South Africa’s major banks are increasingly leveraging existing non-bank infrastructure to broaden their customer reach in an efficient and affordable way, a new study by Genesis Analytics and the Financial Sector Conduct Authority (FSCA) shows.
Genesis Analytics noted that retail stores have become increasingly popular as a distribution channel for banks. This is because they typically have a wider footprint than banks’, allowing banks to reach communities where it may not be viable to operate a full branch.
Partnerships between banks and retailers such as Tyme Bank and Pick ‘n Pay, and Absa and Pep stores have also become common, while individuals are using retail stores to perform transactions such as cash-in and cash-out.
“In 2021, the number of individuals using a retail store for banking transactions stood at 35%.76 While a slight decrease from retail store usage prior to the pandemic, this trend continues to be driven by the increasing number of partnerships between banks and retailers to extend service provision beyond bank branches.
“An example is Tyme bank has no bank branches but uses a partnership with the supermarket chain Pick ‘n Pay and Boxer which has enabled the bank to offer a nationwide service network and expand customer access to physical banking services beyond traditional banking hours in instances where stores are open after 17h00.”
Customers can also open an account at kiosks within the store and can execute over-the-counter (OTC) transactions at tellers and point-of-sale (POS) terminals.
The death of brank branches?
By comparison, it is clear that banks have introduced new technologies with the aim of reducing the dependency on bank branches.

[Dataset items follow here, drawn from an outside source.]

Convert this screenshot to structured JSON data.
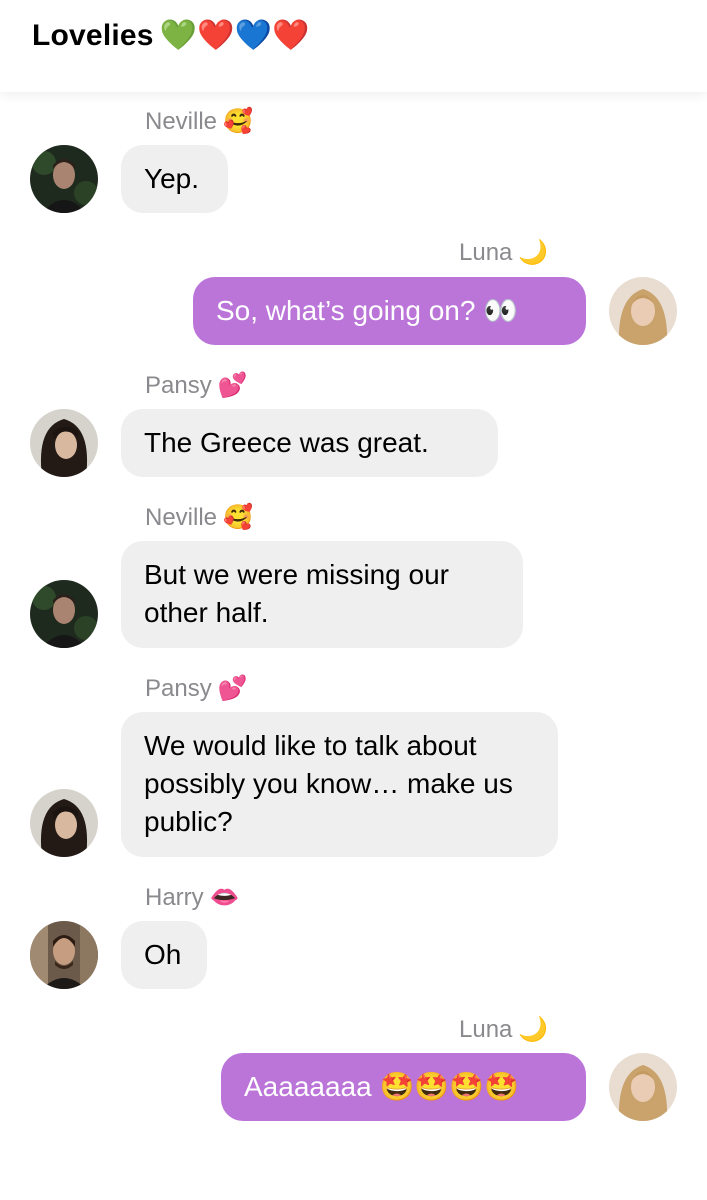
{
  "chat": {
    "title": "Lovelies",
    "title_emojis": "💚❤️💙❤️"
  },
  "messages": [
    {
      "sender": "Neville",
      "sender_emoji": "🥰",
      "text": "Yep.",
      "side": "incoming"
    },
    {
      "sender": "Luna",
      "sender_emoji": "🌙",
      "text": "So, what’s going on? 👀",
      "side": "outgoing"
    },
    {
      "sender": "Pansy",
      "sender_emoji": "💕",
      "text": "The Greece was great.",
      "side": "incoming"
    },
    {
      "sender": "Neville",
      "sender_emoji": "🥰",
      "text": "But we were missing our other half.",
      "side": "incoming"
    },
    {
      "sender": "Pansy",
      "sender_emoji": "💕",
      "text": "We would like to talk about possibly you know… make us public?",
      "side": "incoming"
    },
    {
      "sender": "Harry",
      "sender_emoji": "👄",
      "text": "Oh",
      "side": "incoming"
    },
    {
      "sender": "Luna",
      "sender_emoji": "🌙",
      "text": "Aaaaaaaa 🤩🤩🤩🤩",
      "side": "outgoing"
    }
  ],
  "colors": {
    "outgoing_bubble": "#bb75d9",
    "incoming_bubble": "#efefef",
    "sender_name": "#8a8a8e"
  }
}
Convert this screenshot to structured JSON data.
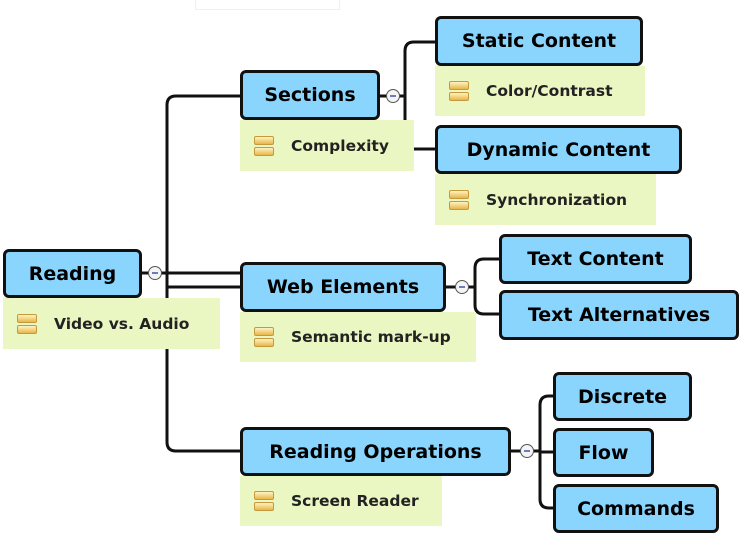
{
  "map": {
    "root": {
      "label": "Reading",
      "note": "Video vs. Audio"
    },
    "sections": {
      "label": "Sections",
      "note": "Complexity"
    },
    "static_content": {
      "label": "Static Content",
      "note": "Color/Contrast"
    },
    "dynamic_content": {
      "label": "Dynamic Content",
      "note": "Synchronization"
    },
    "web_elements": {
      "label": "Web Elements",
      "note": "Semantic mark-up"
    },
    "text_content": {
      "label": "Text Content"
    },
    "text_alternatives": {
      "label": "Text Alternatives"
    },
    "reading_operations": {
      "label": "Reading Operations",
      "note": "Screen Reader"
    },
    "discrete": {
      "label": "Discrete"
    },
    "flow": {
      "label": "Flow"
    },
    "commands": {
      "label": "Commands"
    }
  },
  "colors": {
    "topic_fill": "#8ad5fd",
    "note_fill": "#eaf7c3",
    "border": "#111111"
  },
  "icons": {
    "note": "note-icon",
    "collapse": "collapse-minus-icon"
  }
}
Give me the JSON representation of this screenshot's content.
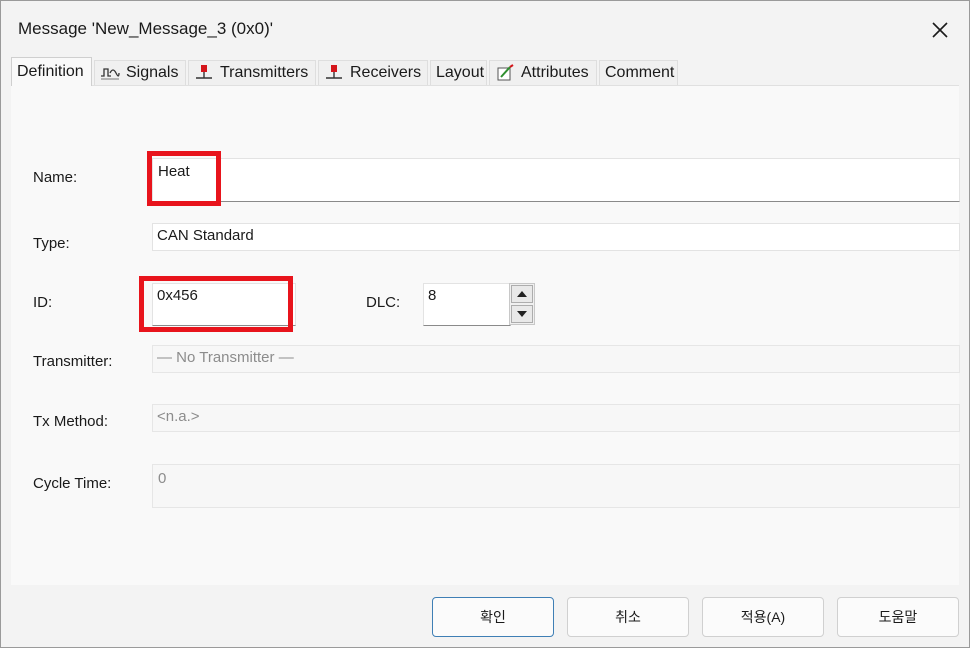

“For more than a decade, digitisation and a move to customer self-service has been a strategic focus for South Africa’s largest banks.
“Banks have introduced banking apps and improved digital payment options and implemented next-generation ATMs that allow customers to do a wider range of transactions, with the aim to reduce the dependency on bank branches.”
The Covid-19 pandemic further accelerated the rate at which businesses and consumers adopted technology for transactions, particularly in the payments space where many customers preferred to transact with card over cash; and tap-and-go card transactions increased significantly.
However, banks cannot go completely digital as yet. Historically, banks’ digital strategies have been focused on applications and internet banking; however, investment in USSD technology has also developed to reach lower income customers.
In the past, banks have focused on the development and roll out of banking through apps accessed on smartphones and internet banking platforms accessed on computers or tablets.
However, the FSCA has increasingly focused on access provision through Unstructured Supplementary Service Data (USSD) to ensure that all customers are served, particularly low-income groups that may be excluded based on smartphone or computer ownership.
For low-income customers, high data costs required to access banking apps and internet banking is a further prohibiting factor.
In its latest financial results, Capitec noted that its branch network remains a fundamental part of its business as it enables us to provide a client-facing personalised service. The bank currently has 853 branches around thr country, four fewer than last year.
However, as digitalisation increases, branches become more focused on sales and financial education, the bank said.